Embodiment 38:3-(2-chloro-phenyl-)-2,3,4,8,9,10-six hydrogen chromenes are [6,5-e] [1,3] oxazine also
According to the method for embodiment 33, to be reacted by 5-hydroxychroman and formalin, 2-chloroaniline, column chromatography for separation obtains 3-(2-chloro-phenyl-)-2,3,4,8,9, and 10-six hydrogen chromenes are [6,5-e] [1,3] oxazine white solid also.Yield: 55%.MS?m/z(M)301.77。
1HNMR(CDCl
3):δ2.04(2H,m),2.55(2H,m),4.61(2H,s),3.94(2H,m),6.00(2H,s),6.16(1H,d),6.66(1H,d),6.54(2H,m),6.98(2H,m)。
Embodiment 39:3-(4-chloro-phenyl-)-2,3,4,8,9,10-six hydrogen chromenes are [6,5-e] [1,3] oxazine also
According to the method for embodiment 33, to be reacted by 5-hydroxychroman and formalin, 4-chloroaniline, column chromatography for separation obtains 3-(4-chloro-phenyl-)-2,3,4,8,9, and 10-six hydrogen chromenes are [6,5-e] [1,3] oxazine white solid also.Yield: 49%.MS?m/z(M)301.77。
1HNMR(CDCl
3):δ2.04(2H,m),2.55(2H,m),4.61(2H,s),3.94(2H,m),6.00(2H,s),6.16(1H,d),6.66(1H,d),6.54(2H,d),7.09(2H,d)。
Embodiment 40:3-(4-p-methoxy-phenyl)-2,3,4,8,9,10-six hydrogen chromenes are [6,5-e] [1,3] oxazine also
According to the method for embodiment 33, to be reacted by 5-hydroxychroman and formalin, 4-anisidine, column chromatography for separation obtains 3-(4-p-methoxy-phenyl)-2,3,4,8,9, and 10-six hydrogen chromenes are [6,5-e] [1,3] oxazine white solid also.Yield: 52%.MS?m/z(M)297.35。
1HNMR(CDCl
3):δ2.04(2H,m),3.73(3H,s),2.55(2H,m),4.61(2H,s),3.94(2H,m),6.00(2H,s),6.16(1H,d),6.66(1H,d),6.48(2H,d),6.59(2H,d)。

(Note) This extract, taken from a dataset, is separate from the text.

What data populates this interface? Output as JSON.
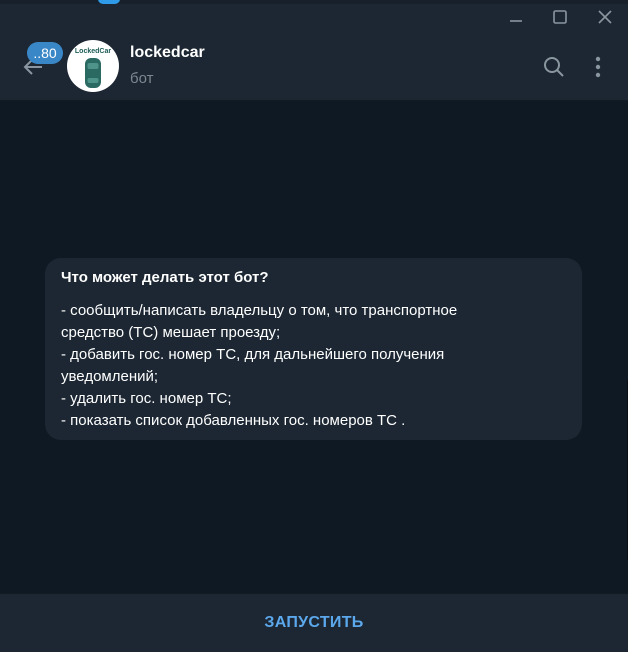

Embodiment 41:3-benzyl-2,3,4,7,8,9-six hydrogen chromenes are [7,8-e] [1,3] oxazine also
5mmol 8-hydroxychroman is dissolved in 2mL 95% ethanol, adds 1.2mL 37% formalin, stir several minutes, under the ice bath cooling, drip the 5mmol benzylamine that has been dissolved in 2-3mL 95% ethanol, stirred overnight at room temperature, concentrated by silica gel column chromatography separation (sherwood oil: ethyl acetate=30: 1) get 3-benzyl-2,3,4,7,8,9-six hydrogen chromenes also [7,8-e] [1,3] oxazine white solid, yield: 48%.MSm/z(M)281.35。
1HNMR(CDCl
3):δ2.04(2H,m),2.55(2H,m),3.62(4H,s),3.94(2H,m),.01(2H,s),6.46(2H,d),7.10(5H,m)。
Embodiment 42:3-phenyl-2,3,4,7,8,9-six hydrogen chromenes are [7,8-e] [1,3] oxazine also
According to embodiment 41 methods, by 8-hydroxychroman and formalin, aniline reaction, column chromatography for separation obtains 3-phenyl-2,3,4,7,8, and 9-six hydrogen chromenes are [7,8-e] [1,3] oxazine white solid, yield: 45% also.MS?m/z(M)267.32。
1HNMR(CDCl
3):δ2.04(2H,m),2.55(2H,m),4.61(2H,s),3.94(2H,m),6.00(2H,s),6.46(2H,d),6.60(3H,m),7.10(2H,m)。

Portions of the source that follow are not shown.